In the middle of this, Michael Beard takes a trip, a “fact-finding” trip to the north polar region, and when he returns, he runs into one of his post-doctoral fellows, Tom Aldous, who, in the meantime, has also had an affair with Patrice.  Almost catches him in the act.  Aldous is in the living room wearing Beard’s dressing gown, and in the confrontation, slips on a polar bear rug and hits his head on a glass table and dies, pretty much instantly.  A terrible tragedy?  Call the authorities?  Not Michael Beard, he goes to work and arranges for the death to look like Aldous had been intentionally bludgeoned by Tarpin.  Tarpin goes to jail, and the stage is set for retribution.

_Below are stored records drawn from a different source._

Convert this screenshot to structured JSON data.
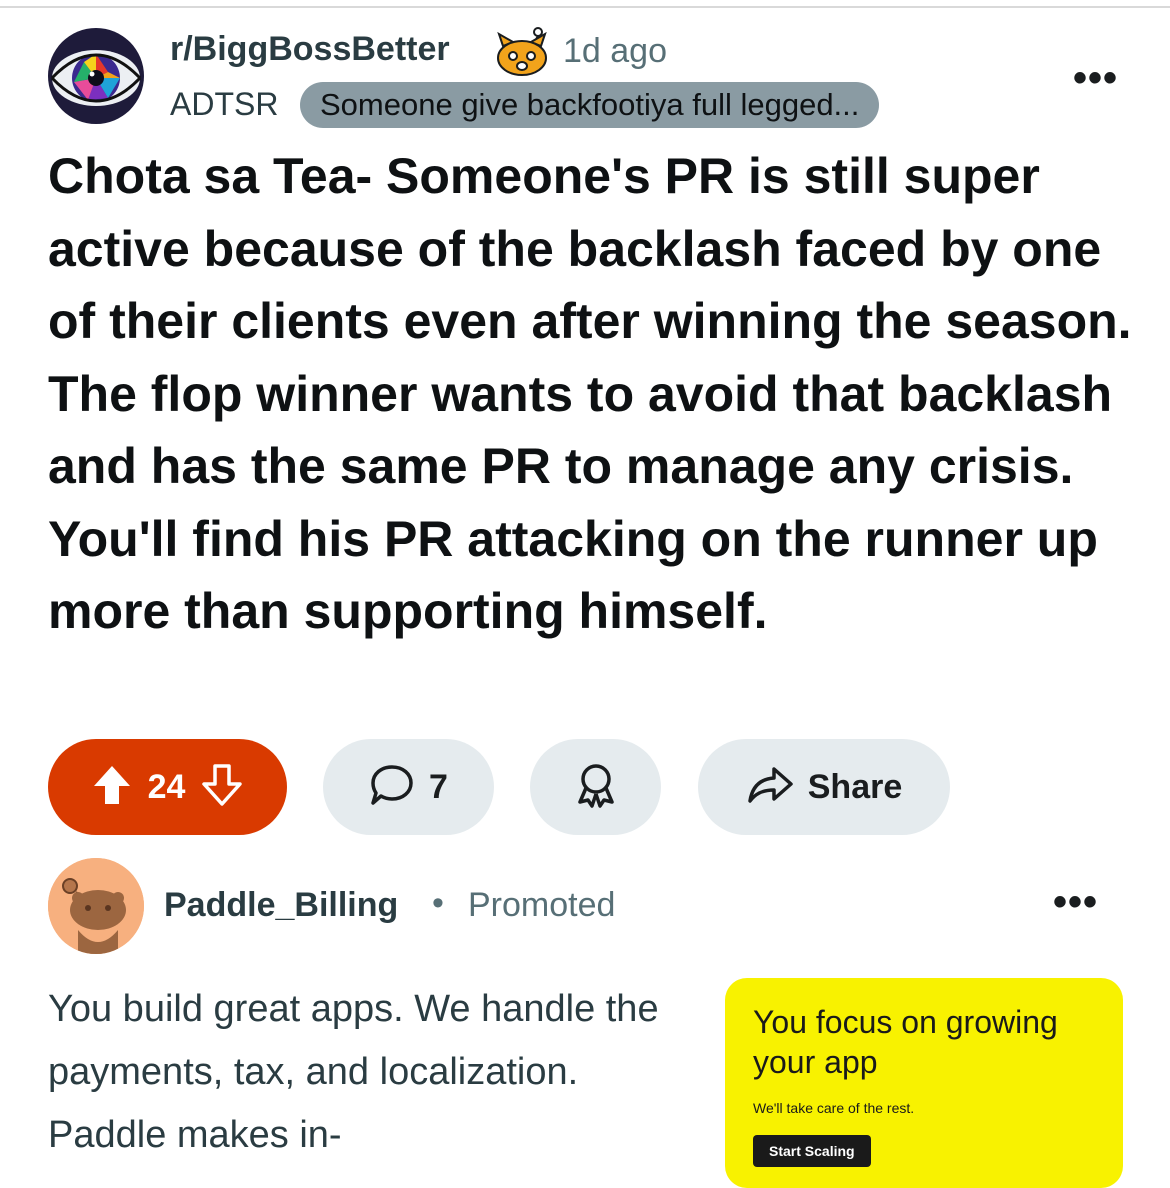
{
  "post": {
    "subreddit": "r/BiggBossBetter",
    "time_ago": "1d ago",
    "author": "ADTSR",
    "flair": "Someone give backfootiya full legged...",
    "more_icon": "ellipsis-icon",
    "title": "Chota sa Tea- Someone's PR is still super active because of the backlash faced by one of their clients even after winning the season. The flop winner wants to avoid that backlash and has the same PR to manage any crisis. You'll find his PR attacking on the runner up more than supporting himself."
  },
  "actions": {
    "vote_count": "24",
    "comment_count": "7",
    "share_label": "Share",
    "upvote_icon": "upvote-arrow-icon",
    "downvote_icon": "downvote-arrow-icon",
    "comment_icon": "speech-bubble-icon",
    "award_icon": "award-ribbon-icon",
    "share_icon": "share-arrow-icon"
  },
  "promoted": {
    "advertiser": "Paddle_Billing",
    "separator": "•",
    "label": "Promoted",
    "body": "You build great apps. We handle the payments, tax, and localization. Paddle makes in-",
    "creative": {
      "headline": "You focus on growing your app",
      "subtext": "We'll take care of the rest.",
      "cta": "Start Scaling"
    }
  },
  "colors": {
    "upvote_accent": "#d93a00",
    "pill_background": "#e5ebee",
    "flair_background": "#8a9ba3",
    "creative_background": "#f8f200",
    "meta_text": "#576f76"
  }
}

I found the book readable, but overly detailed.  It’s virtually all narration, with little dialogue.  In fact, the first dialogue of the book doesn’t come until the 23rd page of the novel.  (If I, as an unpublished novelist, sent a manuscript like that to an agent or editor, they’d throw it back at me.  That’s not the way things are done, nowadays.  Gotta get dialogue right up front.)  Though we come to know Michael Beard in intimate detail (even to the level of how he masturbates), we’re left with little interaction between him and other characters.  The book is all Beard.  I found myself, about half-way though the book, thinking seriously about putting it down because I couldn’t tell where the massive detail was leading me.  Page after page of minutiae almost drowns the book, and much of it has little to do with the actual outcome of the story.  I’ve never read a book that was so good that “I couldn’t put it down,” and this was far from it.

Yet, on the other hand, I kept reading, hoping that McEwan knew what he was doing and would wrap all this up.  He does a reasonably good job of that, and I must say I liked the ending.  It was consistent with the convoluted plot line, but surprising enough to hold my interest.

Do I recommend it?  Yes, but be advised that this isn’t light reading.